Liquid biopsy for cancer - an update on a rapidly changing field.

Speaker: Professor Stefanie Jeffrey - Stanford University, Stanford, United States

Abstract: Liquid biopsy refers to assays that measure or characterize cancer-associated cells, nucleic acids, extracellular vesicles (EVs), and other tumor-related or ‘tumor-educated’ components found blood or other body fluids, such as urine, saliva, and tears. As it is minimally invasive, liquid biopsy may be performed serially to detect changes that may appear over time during cancer treatment and evolution. The analyses of tumor-associated cells and/or products are also being combined with measurements of other tumor-associated proteins and blood biomarkers or concurrent imaging measurements to develop broader marker constructions.

Focusing on circulating tumor cells (CTCs) and circulating tumor DNA (ctDNA), liquid biopsy assays are in use or under investigation in three areas:

- prognosis, drug selection, and monitoring of treatment response in advanced disease;

- surveillance for micrometastatic disease after curative-intent therapy for primary non-metastatic cancer, including ‘ctDNA relapse’, a term we recently introduced for tumor recurrence revealed by ctDNA detection prior to imaging-detected relapse;

- screening and early detection of cancer in asymptomatic or high-risk populations or in individuals with imaging or other test abnormalities.

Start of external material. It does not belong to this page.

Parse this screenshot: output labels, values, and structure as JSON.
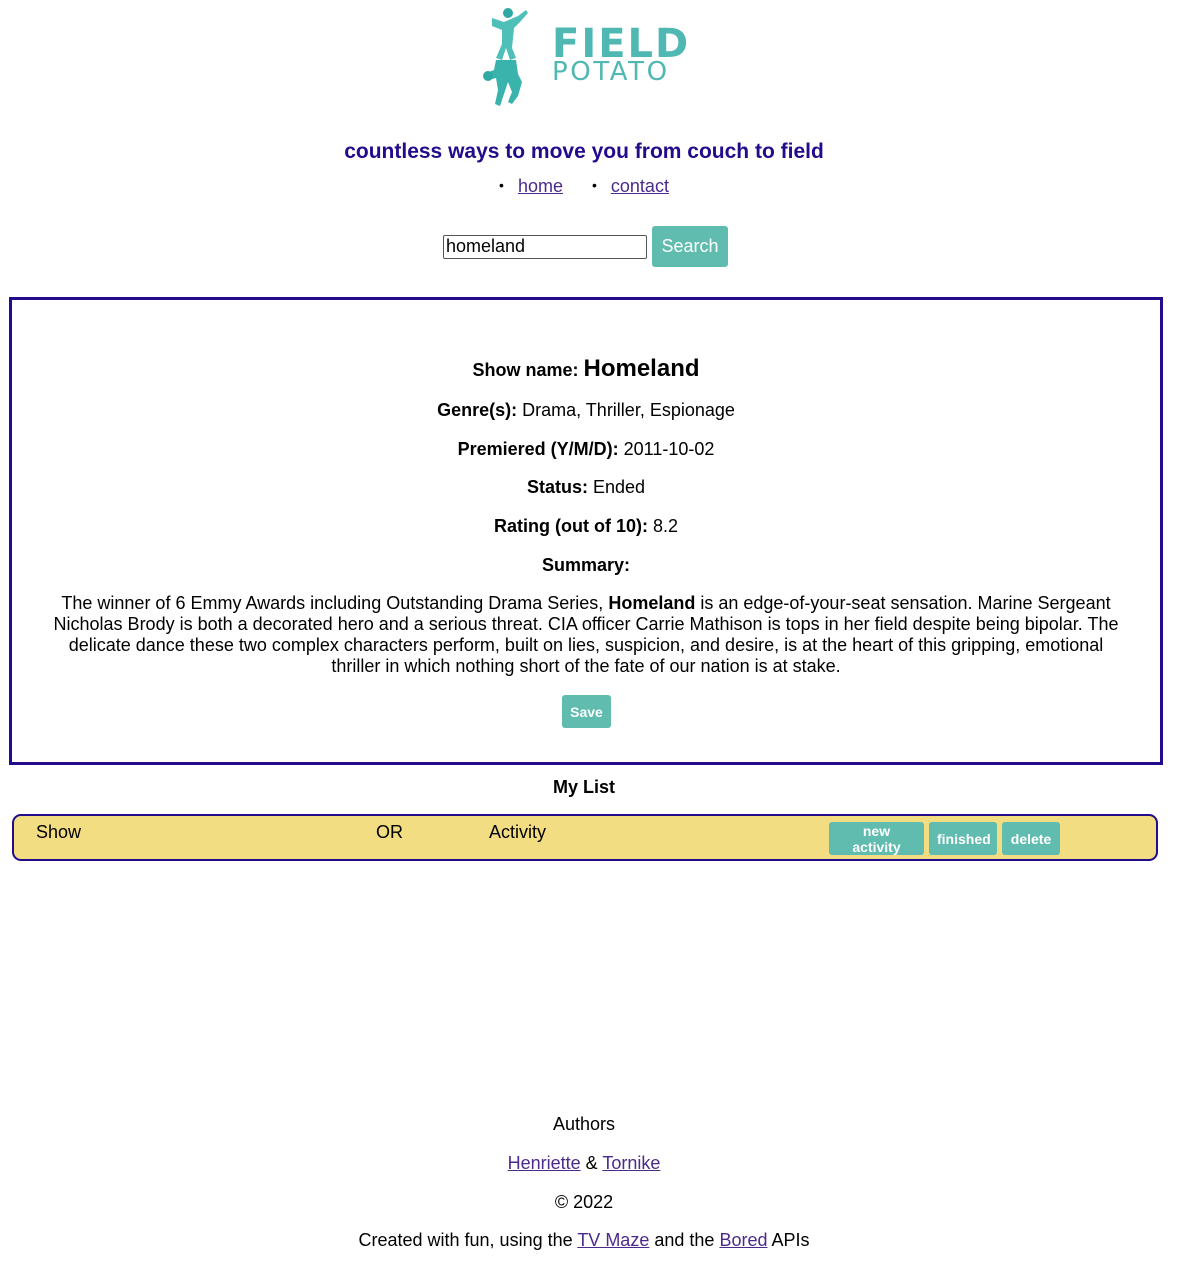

Other aspects of liquid biopsy to be discussed include clonal hematopoiesis of indeterminate potential (CHIP) that may confound ctDNA analyses, the matching of druggable genetic aberrations to specific therapies, and limitations that need to be addressed prior to implementation of liquid biopsy into everyday clinical practice.

Speaker profile: Stefanie Jeffrey, MD, is the John and Marva Warnock Professor and Chief of Surgical Oncology Research in the Department of Surgery at Stanford University School of Medicine. She received her undergraduate degree in Chemistry and Physics and master’s degree in Chemistry from Harvard University. She graduated from medical school at University of California San Francisco (UCSF), where she also completed her surgical residency. Her lab focuses on technology development and applications related to liquid biopsy (CTCs, ctDNA, extracellular vesicles) and patient-derived preclinical models for testing new cancer therapies.”